За ужином бабушка спрашивает: «Как чувствует себя твоя мама?» – и в ту же секунду настроение у меня портится.

– Хорошо.

Я говорю неправду. Мама не может – и уже никогда не будет – чувствовать себя хорошо. У нее медленно прогрессирующая неизлечимая болезнь.

– Бедняжка, – вздыхает тетя Мэдж.

– По телефону с ней говорить – сущая пытка, ничего не понять, – жалуется бабушка. – Такое впечатление, что чем хуже у нее с голосом, тем больше ее тянет поговорить.

Голосовые связки у мамы частично парализованы. Мне нередко приходится играть при ней роль переводчика, и каждый раз я сгораю от стыда.

– Представляю, как ей там, на отшибе, одиноко, – причитает тетя Мэдж. – Бедняжечка!

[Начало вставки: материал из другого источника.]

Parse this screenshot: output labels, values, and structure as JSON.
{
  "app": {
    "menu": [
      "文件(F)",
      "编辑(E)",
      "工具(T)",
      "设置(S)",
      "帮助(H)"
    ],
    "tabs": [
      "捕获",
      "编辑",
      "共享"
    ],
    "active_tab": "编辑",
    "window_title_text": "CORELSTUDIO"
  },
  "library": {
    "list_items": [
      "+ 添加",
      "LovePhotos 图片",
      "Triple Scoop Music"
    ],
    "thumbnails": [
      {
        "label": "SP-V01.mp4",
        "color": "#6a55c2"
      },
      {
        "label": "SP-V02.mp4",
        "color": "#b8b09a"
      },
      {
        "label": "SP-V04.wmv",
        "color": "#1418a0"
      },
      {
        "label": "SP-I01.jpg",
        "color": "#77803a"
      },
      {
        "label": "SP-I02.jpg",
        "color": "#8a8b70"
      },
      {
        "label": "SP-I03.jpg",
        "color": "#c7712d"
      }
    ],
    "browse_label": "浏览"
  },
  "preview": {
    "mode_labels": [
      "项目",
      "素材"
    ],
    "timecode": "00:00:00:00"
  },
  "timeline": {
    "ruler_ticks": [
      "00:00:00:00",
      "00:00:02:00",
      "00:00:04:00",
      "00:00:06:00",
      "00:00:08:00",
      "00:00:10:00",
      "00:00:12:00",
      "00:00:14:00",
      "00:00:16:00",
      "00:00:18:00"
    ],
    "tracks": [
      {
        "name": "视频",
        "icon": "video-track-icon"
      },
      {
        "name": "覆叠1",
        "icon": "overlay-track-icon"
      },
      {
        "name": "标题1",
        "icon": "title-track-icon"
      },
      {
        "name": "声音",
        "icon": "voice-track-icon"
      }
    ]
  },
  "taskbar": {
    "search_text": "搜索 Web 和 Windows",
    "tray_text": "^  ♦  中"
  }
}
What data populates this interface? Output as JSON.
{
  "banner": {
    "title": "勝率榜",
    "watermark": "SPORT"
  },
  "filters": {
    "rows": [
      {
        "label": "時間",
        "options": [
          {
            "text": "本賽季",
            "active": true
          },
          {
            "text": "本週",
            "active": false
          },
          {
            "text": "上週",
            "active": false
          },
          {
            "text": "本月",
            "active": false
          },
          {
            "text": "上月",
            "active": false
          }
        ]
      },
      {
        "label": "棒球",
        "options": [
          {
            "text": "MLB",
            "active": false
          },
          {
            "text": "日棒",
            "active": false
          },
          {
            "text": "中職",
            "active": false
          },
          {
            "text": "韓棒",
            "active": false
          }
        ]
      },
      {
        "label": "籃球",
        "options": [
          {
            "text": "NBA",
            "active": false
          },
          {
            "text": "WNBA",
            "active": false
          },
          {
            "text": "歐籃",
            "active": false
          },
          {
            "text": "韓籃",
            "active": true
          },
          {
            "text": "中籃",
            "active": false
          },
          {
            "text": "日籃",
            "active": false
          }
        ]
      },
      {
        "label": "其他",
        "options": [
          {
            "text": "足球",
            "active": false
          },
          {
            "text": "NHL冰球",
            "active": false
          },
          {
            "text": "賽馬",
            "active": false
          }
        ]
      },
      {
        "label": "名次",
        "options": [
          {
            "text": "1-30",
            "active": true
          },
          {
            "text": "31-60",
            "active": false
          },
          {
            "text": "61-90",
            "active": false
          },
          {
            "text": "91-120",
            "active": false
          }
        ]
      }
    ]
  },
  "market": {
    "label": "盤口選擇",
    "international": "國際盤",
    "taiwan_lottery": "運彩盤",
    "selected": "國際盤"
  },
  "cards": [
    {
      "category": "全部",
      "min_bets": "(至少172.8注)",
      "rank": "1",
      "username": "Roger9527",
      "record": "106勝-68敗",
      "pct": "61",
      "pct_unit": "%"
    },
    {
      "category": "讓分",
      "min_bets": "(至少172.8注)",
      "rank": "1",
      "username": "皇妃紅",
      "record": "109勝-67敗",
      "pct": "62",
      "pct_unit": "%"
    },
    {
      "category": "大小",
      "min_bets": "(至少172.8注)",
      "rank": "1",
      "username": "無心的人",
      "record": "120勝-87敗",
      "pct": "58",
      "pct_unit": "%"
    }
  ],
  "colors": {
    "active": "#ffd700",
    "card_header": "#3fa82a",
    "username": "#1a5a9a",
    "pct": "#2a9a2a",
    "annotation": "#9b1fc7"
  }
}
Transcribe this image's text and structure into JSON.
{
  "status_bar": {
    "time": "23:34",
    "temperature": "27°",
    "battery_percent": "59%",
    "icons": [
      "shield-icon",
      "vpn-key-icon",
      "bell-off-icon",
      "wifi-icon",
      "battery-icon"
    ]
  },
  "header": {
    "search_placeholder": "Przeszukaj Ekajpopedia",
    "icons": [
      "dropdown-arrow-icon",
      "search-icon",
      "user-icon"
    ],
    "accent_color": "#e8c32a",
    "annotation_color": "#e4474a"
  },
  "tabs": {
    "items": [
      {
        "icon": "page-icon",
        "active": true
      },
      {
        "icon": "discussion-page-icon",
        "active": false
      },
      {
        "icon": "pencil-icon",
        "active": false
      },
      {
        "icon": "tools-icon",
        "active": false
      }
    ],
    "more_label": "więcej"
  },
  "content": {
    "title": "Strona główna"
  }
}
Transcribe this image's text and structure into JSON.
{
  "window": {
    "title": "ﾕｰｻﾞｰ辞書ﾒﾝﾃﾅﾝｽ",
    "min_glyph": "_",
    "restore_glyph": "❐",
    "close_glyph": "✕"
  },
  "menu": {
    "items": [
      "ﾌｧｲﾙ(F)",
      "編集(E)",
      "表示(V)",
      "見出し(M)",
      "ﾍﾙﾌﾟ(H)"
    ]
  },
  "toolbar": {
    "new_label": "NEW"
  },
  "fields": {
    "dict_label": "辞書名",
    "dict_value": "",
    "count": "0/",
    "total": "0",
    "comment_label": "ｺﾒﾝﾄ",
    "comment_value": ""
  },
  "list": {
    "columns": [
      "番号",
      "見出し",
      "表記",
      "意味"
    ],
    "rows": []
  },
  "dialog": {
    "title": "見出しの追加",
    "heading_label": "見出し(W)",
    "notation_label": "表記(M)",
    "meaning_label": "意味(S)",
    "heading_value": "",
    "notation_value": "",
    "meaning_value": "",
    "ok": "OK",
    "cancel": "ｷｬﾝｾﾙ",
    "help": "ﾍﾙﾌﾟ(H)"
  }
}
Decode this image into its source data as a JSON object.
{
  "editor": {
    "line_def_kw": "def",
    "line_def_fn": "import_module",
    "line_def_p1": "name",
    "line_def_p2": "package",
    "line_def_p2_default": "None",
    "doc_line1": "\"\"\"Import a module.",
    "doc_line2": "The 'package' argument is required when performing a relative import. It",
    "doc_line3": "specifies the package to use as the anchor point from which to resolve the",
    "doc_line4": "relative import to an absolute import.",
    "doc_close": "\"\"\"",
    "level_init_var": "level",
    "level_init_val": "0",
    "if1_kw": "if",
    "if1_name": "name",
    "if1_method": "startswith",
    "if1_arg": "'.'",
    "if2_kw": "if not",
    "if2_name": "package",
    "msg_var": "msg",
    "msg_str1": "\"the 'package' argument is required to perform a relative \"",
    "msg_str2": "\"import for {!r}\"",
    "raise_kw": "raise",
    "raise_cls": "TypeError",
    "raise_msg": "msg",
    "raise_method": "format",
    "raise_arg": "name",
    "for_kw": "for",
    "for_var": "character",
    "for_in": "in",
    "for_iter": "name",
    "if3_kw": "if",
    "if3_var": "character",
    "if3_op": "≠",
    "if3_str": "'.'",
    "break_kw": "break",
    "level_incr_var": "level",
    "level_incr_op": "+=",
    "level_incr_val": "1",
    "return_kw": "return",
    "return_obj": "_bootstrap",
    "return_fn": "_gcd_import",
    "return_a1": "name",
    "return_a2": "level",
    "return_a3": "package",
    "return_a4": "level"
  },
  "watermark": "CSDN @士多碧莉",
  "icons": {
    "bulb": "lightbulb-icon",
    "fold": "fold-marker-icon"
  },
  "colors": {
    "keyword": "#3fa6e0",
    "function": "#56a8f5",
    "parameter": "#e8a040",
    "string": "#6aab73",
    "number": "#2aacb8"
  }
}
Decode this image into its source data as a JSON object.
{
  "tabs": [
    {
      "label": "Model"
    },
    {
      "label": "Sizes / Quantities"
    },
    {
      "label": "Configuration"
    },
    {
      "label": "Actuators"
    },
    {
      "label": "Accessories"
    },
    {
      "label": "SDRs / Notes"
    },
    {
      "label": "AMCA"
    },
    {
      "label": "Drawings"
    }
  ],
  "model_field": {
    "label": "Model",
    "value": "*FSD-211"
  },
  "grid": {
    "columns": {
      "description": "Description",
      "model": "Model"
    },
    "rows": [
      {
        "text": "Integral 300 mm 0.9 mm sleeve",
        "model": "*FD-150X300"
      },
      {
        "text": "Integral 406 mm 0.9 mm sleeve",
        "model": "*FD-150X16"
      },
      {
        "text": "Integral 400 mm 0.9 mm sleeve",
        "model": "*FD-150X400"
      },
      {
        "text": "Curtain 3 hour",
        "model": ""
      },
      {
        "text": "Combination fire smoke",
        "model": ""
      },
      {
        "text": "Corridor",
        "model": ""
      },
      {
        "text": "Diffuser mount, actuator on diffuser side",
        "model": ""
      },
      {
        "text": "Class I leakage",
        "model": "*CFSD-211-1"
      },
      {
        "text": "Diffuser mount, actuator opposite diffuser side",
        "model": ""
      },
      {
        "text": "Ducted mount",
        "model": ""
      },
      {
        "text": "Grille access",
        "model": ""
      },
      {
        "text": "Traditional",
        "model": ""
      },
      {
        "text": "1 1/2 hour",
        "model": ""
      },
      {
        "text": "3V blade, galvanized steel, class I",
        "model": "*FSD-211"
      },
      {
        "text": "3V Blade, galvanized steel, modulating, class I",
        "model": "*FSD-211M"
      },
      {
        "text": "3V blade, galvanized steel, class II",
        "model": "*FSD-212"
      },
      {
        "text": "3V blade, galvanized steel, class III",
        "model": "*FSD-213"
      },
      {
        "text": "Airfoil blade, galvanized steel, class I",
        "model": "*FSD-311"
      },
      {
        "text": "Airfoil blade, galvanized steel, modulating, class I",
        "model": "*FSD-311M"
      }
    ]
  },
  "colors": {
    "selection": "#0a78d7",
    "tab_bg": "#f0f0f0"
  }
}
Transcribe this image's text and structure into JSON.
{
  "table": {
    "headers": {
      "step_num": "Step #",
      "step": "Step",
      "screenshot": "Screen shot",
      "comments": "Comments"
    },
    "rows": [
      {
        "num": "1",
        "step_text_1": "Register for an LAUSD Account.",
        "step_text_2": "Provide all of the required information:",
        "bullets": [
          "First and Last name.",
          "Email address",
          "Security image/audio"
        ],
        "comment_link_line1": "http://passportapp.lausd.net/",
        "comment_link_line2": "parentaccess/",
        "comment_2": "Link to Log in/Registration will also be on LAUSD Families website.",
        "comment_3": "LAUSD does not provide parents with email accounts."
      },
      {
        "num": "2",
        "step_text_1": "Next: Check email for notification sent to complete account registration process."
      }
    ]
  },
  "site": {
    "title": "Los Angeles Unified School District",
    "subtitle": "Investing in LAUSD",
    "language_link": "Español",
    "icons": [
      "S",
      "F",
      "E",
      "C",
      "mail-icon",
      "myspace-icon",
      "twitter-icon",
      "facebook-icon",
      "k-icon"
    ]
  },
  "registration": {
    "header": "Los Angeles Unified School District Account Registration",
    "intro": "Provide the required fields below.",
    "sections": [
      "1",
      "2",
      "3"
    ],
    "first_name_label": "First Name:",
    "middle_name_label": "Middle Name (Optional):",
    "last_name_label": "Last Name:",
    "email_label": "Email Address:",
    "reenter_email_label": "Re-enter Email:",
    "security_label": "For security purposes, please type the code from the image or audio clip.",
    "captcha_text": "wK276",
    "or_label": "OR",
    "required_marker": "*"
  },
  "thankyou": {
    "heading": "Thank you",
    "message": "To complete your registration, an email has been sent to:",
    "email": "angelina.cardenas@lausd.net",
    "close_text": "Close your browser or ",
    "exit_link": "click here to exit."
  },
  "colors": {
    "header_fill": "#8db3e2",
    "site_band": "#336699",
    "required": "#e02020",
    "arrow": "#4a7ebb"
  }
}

– Какая разница, где жить, – возражает бабушка, – если все равно тебя никто не понимает.

Затем бабушка требует от меня дать ей полный отчет о нашем житье-бытье. Белье выстирано? Высушено? А кто гладит? Кто печет? Кто чинит моему папаше носки? Бабушка жаждет помочь. Она готова что-нибудь нам испечь – только скажи: кексы, печенье, пирог (давно ли у нас пекся пирог?), а если нужно что залатать-заштопать, привози, все мигом будет сделано. И с глажкой то же самое. Вот как дороги от заносов расчистят, так она приедет к нам на денек помочь по дому.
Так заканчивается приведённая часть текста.